To assess enzymatic activity, EnzCheck collagenase activity kit was used. Assays were performed according to the manufacturer protocol. All measurements were conducted with 30 µL of hydrogel to 30 µL of fluorescence substrate. To optimize reaction and to check the compatibility of the EnzCheck assay with tryptic activity, kinetic of digestion was performed. Hydrogels with collagenase or trypsin were prepared in 96-well black plates. Two hours, 2 days, and 7 days after cross-linker addition, hydrogels were washed 3× with PBS. To normalize data, a fresh control solution consisting of 10 µL of 10 mg/mL collagenase-MCC or 2.5 mg/mL trypsin-MCC with 90 µL of PBS was prepared before each measurement. Then, 25 µL of PEGDA was added into collagen or trypsin mix, and solutions were divided into 3 parts of 30 µL each. Then, 30 µL of fluorescein-labeled collagen was transferred to each well with 30 µL of solid hydrogel, and fluorescence emission was immediately acquired using Victor 3 plate reader (PerkinElmer, Boston, MA, USA) (excitation filter 485 nm, emission filter 535 nm, 37 °C). After 45 min, substrate was dropped out, and hydrogels were washed 3× with PBS and kept in incubator until the next measurements. All data were normalized to digestion kinetic of trypsin-MCC or collagenase-MCC.

Enzymatic activity assay of hydrogels with embedded cells were carried out on the same plate as viability assay but at 6, 24, 48 h, and 7-day time points. Before substrate addition, hydrogels were washed 3× with PBS. Then, substrate was incubated with hydrogels up to 25 min at 37 °C, and 30 µL of the above post-reaction mixture and the hydrogels were transferred to the 96-well black plate, diluted 2× by PBS, and fluorescence was acquired. Plates with hydrogels were washed 3× with warm cell culture medium and stored at 37 °C for subsequent measurements.
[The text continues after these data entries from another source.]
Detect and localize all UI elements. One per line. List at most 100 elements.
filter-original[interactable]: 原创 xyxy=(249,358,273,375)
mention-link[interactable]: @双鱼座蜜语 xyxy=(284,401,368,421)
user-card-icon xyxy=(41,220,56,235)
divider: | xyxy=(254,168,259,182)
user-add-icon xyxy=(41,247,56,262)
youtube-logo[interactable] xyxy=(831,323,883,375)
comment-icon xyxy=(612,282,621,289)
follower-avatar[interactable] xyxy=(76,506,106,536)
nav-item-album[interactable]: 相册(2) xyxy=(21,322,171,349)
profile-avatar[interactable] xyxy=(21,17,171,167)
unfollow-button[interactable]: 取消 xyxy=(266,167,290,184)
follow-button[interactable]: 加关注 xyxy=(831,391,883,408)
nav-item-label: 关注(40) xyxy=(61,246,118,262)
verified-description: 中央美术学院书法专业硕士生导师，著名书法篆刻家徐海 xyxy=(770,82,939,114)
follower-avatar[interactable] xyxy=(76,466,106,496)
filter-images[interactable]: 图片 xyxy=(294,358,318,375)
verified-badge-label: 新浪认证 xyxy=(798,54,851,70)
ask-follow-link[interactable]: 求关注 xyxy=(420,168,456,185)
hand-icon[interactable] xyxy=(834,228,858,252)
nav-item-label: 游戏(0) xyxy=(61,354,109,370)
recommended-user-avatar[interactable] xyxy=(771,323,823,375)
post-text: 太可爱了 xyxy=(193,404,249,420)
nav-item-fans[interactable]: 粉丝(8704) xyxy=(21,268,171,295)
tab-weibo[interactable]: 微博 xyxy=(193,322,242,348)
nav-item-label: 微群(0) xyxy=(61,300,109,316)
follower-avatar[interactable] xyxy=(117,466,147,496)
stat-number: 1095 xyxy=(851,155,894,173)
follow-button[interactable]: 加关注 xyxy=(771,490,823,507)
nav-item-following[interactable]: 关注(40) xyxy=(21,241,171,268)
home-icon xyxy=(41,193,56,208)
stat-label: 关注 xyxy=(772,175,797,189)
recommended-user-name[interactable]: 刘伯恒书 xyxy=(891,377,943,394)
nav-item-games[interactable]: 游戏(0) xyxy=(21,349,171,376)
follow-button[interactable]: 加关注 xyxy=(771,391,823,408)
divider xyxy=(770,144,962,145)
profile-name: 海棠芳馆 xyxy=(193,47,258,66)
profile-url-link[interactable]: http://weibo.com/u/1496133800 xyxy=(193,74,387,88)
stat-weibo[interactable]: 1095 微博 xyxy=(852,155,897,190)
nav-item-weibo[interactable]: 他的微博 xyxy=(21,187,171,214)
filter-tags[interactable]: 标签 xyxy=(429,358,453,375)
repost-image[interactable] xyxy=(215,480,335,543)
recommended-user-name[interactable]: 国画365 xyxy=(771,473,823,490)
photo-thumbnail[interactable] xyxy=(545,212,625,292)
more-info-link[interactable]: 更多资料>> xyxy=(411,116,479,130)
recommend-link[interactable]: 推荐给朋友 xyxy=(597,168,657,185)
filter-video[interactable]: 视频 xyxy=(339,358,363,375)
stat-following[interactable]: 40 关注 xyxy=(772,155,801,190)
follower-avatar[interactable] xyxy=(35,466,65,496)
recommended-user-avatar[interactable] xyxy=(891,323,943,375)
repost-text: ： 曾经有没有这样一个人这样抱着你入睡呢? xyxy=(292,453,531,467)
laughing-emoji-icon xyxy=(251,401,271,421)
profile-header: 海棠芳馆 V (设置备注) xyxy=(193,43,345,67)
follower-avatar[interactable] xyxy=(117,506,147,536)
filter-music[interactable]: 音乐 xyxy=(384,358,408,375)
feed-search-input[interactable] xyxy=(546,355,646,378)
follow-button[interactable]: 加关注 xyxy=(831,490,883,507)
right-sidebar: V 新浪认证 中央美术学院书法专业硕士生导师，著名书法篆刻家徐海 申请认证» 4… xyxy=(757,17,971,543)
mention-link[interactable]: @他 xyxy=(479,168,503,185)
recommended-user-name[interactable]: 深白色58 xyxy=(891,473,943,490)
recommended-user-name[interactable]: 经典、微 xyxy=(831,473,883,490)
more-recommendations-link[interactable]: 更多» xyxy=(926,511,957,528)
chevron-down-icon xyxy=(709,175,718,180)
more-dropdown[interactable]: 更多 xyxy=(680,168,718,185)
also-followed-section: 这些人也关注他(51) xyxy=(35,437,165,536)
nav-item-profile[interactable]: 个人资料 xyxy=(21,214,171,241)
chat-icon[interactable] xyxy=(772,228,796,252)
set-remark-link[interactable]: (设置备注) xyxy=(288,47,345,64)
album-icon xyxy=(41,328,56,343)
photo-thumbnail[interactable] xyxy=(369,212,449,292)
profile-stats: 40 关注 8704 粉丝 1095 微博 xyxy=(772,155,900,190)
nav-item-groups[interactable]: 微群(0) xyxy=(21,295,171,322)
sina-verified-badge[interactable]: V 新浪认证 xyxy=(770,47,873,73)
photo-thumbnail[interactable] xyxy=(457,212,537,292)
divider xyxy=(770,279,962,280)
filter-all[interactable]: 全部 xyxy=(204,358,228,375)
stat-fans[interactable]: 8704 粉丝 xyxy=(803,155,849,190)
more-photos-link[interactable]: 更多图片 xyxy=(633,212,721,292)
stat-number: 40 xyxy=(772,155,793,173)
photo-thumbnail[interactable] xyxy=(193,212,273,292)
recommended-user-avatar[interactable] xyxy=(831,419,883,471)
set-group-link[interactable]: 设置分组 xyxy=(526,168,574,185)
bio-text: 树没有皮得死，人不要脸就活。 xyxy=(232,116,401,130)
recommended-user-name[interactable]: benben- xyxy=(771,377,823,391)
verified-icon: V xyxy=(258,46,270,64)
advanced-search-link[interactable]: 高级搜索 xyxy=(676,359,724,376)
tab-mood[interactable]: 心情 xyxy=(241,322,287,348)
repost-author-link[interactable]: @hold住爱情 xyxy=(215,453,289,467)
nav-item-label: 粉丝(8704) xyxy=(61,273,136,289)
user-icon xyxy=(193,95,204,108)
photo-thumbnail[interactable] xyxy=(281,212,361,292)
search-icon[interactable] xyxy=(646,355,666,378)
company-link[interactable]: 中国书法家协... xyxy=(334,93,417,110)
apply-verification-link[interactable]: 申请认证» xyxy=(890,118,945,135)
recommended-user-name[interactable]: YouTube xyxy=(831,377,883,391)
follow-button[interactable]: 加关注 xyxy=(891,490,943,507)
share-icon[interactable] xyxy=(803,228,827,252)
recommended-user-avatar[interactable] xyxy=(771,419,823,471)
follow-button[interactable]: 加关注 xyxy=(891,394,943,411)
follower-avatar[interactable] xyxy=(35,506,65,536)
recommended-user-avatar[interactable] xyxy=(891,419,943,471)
4.6. In Vitro Viability Assessments

Viability of luciferase-positive MSCs and GPs embedded in hydrogels was assessed by bioluminescence measurements. To address the problem of low viability of cells embedded into manufacturer-recommended 1% formulation HA hydrogels [21,30], HA concentration was reduced to 0.7% and 0.4%. GP suspension (10 µL / 10 mln/mL) in cell culture medium was transferred to 100 µL of 1%, 0.7%, or 0.4% HA (control) or a mixture consisting of 90 µL of various percentage of HA (1%, 0.7%, or 0.4% HA in PBS) and 10 µL of 2.5 mg/mL trypsin-MCC (tryptic raft). Similarly, 10 µL of 1 mln/mL MSC suspension was mixed with control HA and a mixture consisting of 90 µL of HA and 10 µL of 10 mg/mL collagenase-MCC (collagenase raft). Finally, 100 µL of activated hyaluronan mixture was cross-linked with 25 µL of PEGDA and immediately placed in triplicate (per 30 µL) on the white 96-well plate with a clear bottom (Greiner, Monroe, North Carolina, USA). Ten minutes later, 30 µL of warm, balanced cell culture medium was gently transferred on the top of the forming hydrogels, which were incubated overnight at 37 °C, 5% CO2. Twenty hours later, the first measurement of viability was done. Before addition of D-luciferin, hydrogels were washed 3× by warm medium. Then, 70 µL of 150 µg/mL D-luciferin in cell culture medium was transferred, and bioluminescence was acquired (3 times, acquisition time: 3 s per well, 37 °C). After measurements, the medium with D-luciferin was removed, and hydrogels were washed 3× with cell culture medium. Enzymatic activity assays were performed on the same cells 6 h later. Plates were maintained in cell culture incubator, and subsequent measurements of bioluminescence were performed on days 2 and 7.

4.7. Statistics

All statistical calculations were performed using SAS 9.4. Multivariate regression were expressed as type III test of fixed effects, and comparison between the means was performed using least square means (LSM) embedded within PROC MIXED.

5. Conclusions

Proteolytic rafts may be an attractive approach to improve penetration of transplanted stem cells from body cavities to the parenchyma of target organs. Importantly, no negative effects of proteolytic enzymes on cell viability were observed.